The Senate’s vote yesterday to cut the number of temporary worker visas in half knocks a big hole in the comprehensive immigration reform proposal now being debated in Congress. As I’ve written in a recent Free Trade Bulletin, allowing a sufficient number of foreign-born workers to enter the country legally to meet the obvious demand of our labor market is absolutely necessary if we want to reduce illegal immigration.


Ignoring our policy advice, the Senate voted 74–24 to adopt an amendment by Sen. Jeff Bingaman (D‑N.M.) that would cut the number of annual temporary “Y visas” from 400,000 to 200,000. That number is almost certainly too low to provide the workers that our growing economy needs to fill jobs at the lower end the skill ladder for which there simply are not enough Americans available to fill them. The result, if the lower cap stands, will be continued illegal immigration.

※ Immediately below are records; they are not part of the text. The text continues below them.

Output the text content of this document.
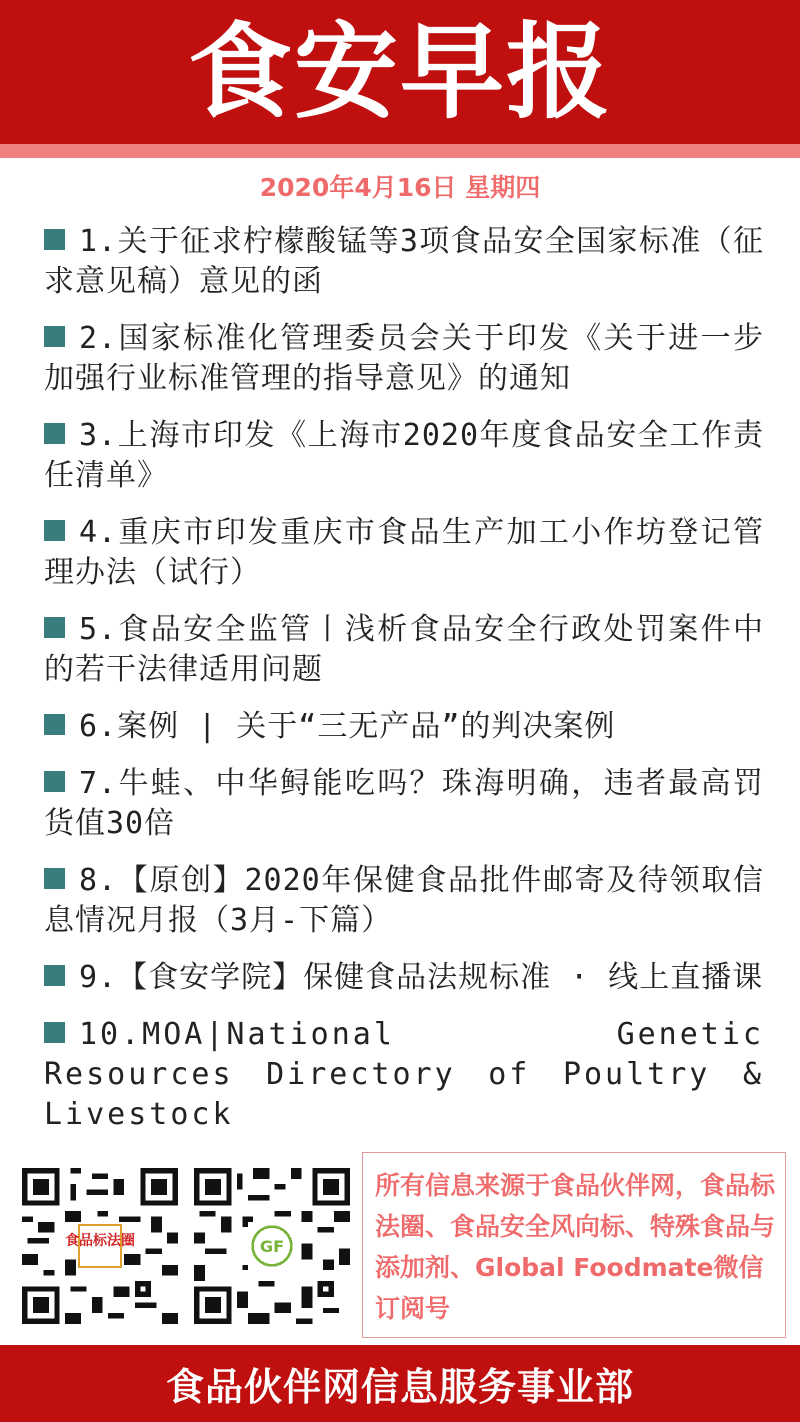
食安早报
2020年4月16日 星期四
1.关于征求柠檬酸锰等3项食品安全国家标准（征求意见稿）意见的函
2.国家标准化管理委员会关于印发《关于进一步加强行业标准管理的指导意见》的通知
3.上海市印发《上海市2020年度食品安全工作责任清单》
4.重庆市印发重庆市食品生产加工小作坊登记管理办法（试行）
5.食品安全监管丨浅析食品安全行政处罚案件中的若干法律适用问题
6.案例 | 关于“三无产品”的判决案例
7.牛蛙、中华鲟能吃吗？珠海明确，违者最高罚货值30倍
8.【原创】2020年保健食品批件邮寄及待领取信息情况月报（3月-下篇）
9.【食安学院】保健食品法规标准 · 线上直播课
10.MOA|National Genetic Resources Directory of Poultry & Livestock
食品标法圈	GF
所有信息来源于食品伙伴网，食品标法圈、食品安全风向标、特殊食品与添加剂、Global Foodmate微信订阅号
食品伙伴网信息服务事业部
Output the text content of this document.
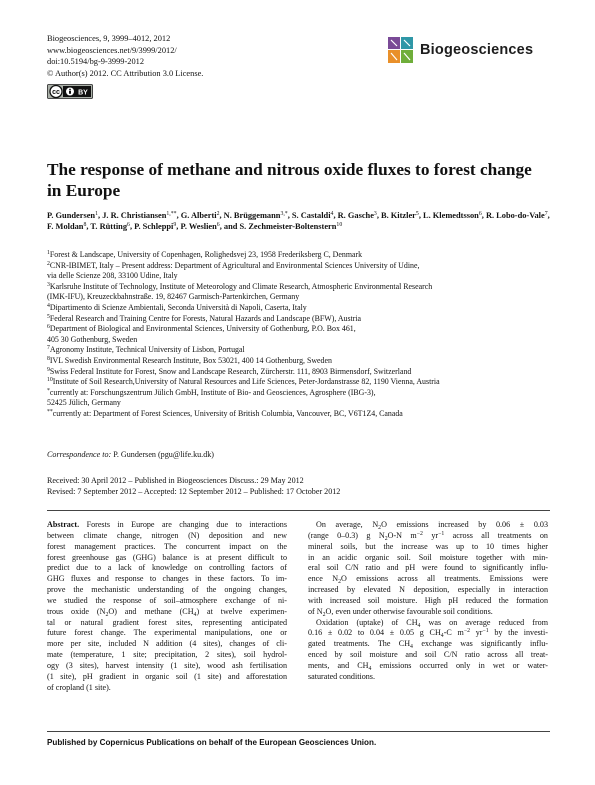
Biogeosciences, 9, 3999–4012, 2012
www.biogeosciences.net/9/3999/2012/
doi:10.5194/bg-9-3999-2012
© Author(s) 2012. CC Attribution 3.0 License.
cc	BY
Biogeosciences
The response of methane and nitrous oxide fluxes to forest change
in Europe
P. Gundersen$^1$, J. R. Christiansen$^{1,**}$, G. Alberti$^2$, N. Brüggemann$^{3,*}$, S. Castaldi$^4$, R. Gasche$^3$, B. Kitzler$^5$, L. Klemedtsson$^6$, R. Lobo-do-Vale$^7$, F. Moldan$^8$, T. Rütting$^6$, P. Schleppi$^9$, P. Weslien$^6$, and S. Zechmeister-Boltenstern$^{10}$
$^1$Forest & Landscape, University of Copenhagen, Rolighedsvej 23, 1958 Frederiksberg C, Denmark
$^2$CNR-IBIMET, Italy – Present address: Department of Agricultural and Environmental Sciences University of Udine,
via delle Scienze 208, 33100 Udine, Italy
$^3$Karlsruhe Institute of Technology, Institute of Meteorology and Climate Research, Atmospheric Environmental Research
(IMK-IFU), Kreuzeckbahnstraße. 19, 82467 Garmisch-Partenkirchen, Germany
$^4$Dipartimento di Scienze Ambientali, Seconda Università di Napoli, Caserta, Italy
$^5$Federal Research and Training Centre for Forests, Natural Hazards and Landscape (BFW), Austria
$^6$Department of Biological and Environmental Sciences, University of Gothenburg, P.O. Box 461,
405 30 Gothenburg, Sweden
$^7$Agronomy Institute, Technical University of Lisbon, Portugal
$^8$IVL Swedish Environmental Research Institute, Box 53021, 400 14 Gothenburg, Sweden
$^9$Swiss Federal Institute for Forest, Snow and Landscape Research, Zürcherstr. 111, 8903 Birmensdorf, Switzerland
$^{10}$Institute of Soil Research,University of Natural Resources and Life Sciences, Peter-Jordanstrasse 82, 1190 Vienna, Austria
*currently at: Forschungszentrum Jülich GmbH, Institute of Bio- and Geosciences, Agrosphere (IBG-3),
52425 Jülich, Germany
**currently at: Department of Forest Sciences, University of British Columbia, Vancouver, BC, V6T1Z4, Canada
Correspondence to: P. Gundersen (pgu@life.ku.dk)
Received: 30 April 2012 – Published in Biogeosciences Discuss.: 29 May 2012
Revised: 7 September 2012 – Accepted: 12 September 2012 – Published: 17 October 2012
Abstract. Forests in Europe are changing due to interactions
between climate change, nitrogen (N) deposition and new
forest management practices. The concurrent impact on the
forest greenhouse gas (GHG) balance is at present difficult to
predict due to a lack of knowledge on controlling factors of
GHG fluxes and response to changes in these factors. To im-
prove the mechanistic understanding of the ongoing changes,
we studied the response of soil–atmosphere exchange of ni-
trous oxide $(N_2O)$ and methane $(CH_4)$ at twelve experimen-
tal or natural gradient forest sites, representing anticipated
future forest change. The experimental manipulations, one or
more per site, included N addition (4 sites), changes of cli-
mate (temperature, 1 site; precipitation, 2 sites), soil hydrol-
ogy (3 sites), harvest intensity (1 site), wood ash fertilisation
(1 site), pH gradient in organic soil (1 site) and afforestation
of cropland (1 site).
On average, $N_2O$ emissions increased by 0.06 ± 0.03
(range 0–0.3) g $N_2O-N$ $m^{-2}$ $yr^{-1}$ across all treatments on
mineral soils, but the increase was up to 10 times higher
in an acidic organic soil. Soil moisture together with min-
eral soil C/N ratio and pH were found to significantly influ-
ence $N_2O$ emissions across all treatments. Emissions were
increased by elevated N deposition, especially in interaction
with increased soil moisture. High pH reduced the formation
of $N_2O$, even under otherwise favourable soil conditions.
Oxidation (uptake) of $CH_4$ was on average reduced from
0.16 ± 0.02 to 0.04 ± 0.05 g $CH_4-C$ $m^{-2}$ $yr^{-1}$ by the investi-
gated treatments. The $CH_4$ exchange was significantly influ-
enced by soil moisture and soil C/N ratio across all treat-
ments, and $CH_4$ emissions occurred only in wet or water-
saturated conditions.
Published by Copernicus Publications on behalf of the European Geosciences Union.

The irony is that many of the senators voting to drastically reduce temporary visas are the same senators who warn that we should not repeat the mistake of the 1986 Immigration Reform and Control Act. That bill legalized 2.7 million illegal immigrants but was unable to stop more immigrants from entering the country illegally despite beefed-up enforcement. The real flaw of the 1986 law, however, was its complete lack of any temporary worker program to provide for future, legal workers.


By adopting the Bingaman amendment, a majority of senators have turned the current reform effort into something much more like the failed 1986 law. They have kicked the illegal immigration can down the road, leaving it to a future Congress to find a lasting solution.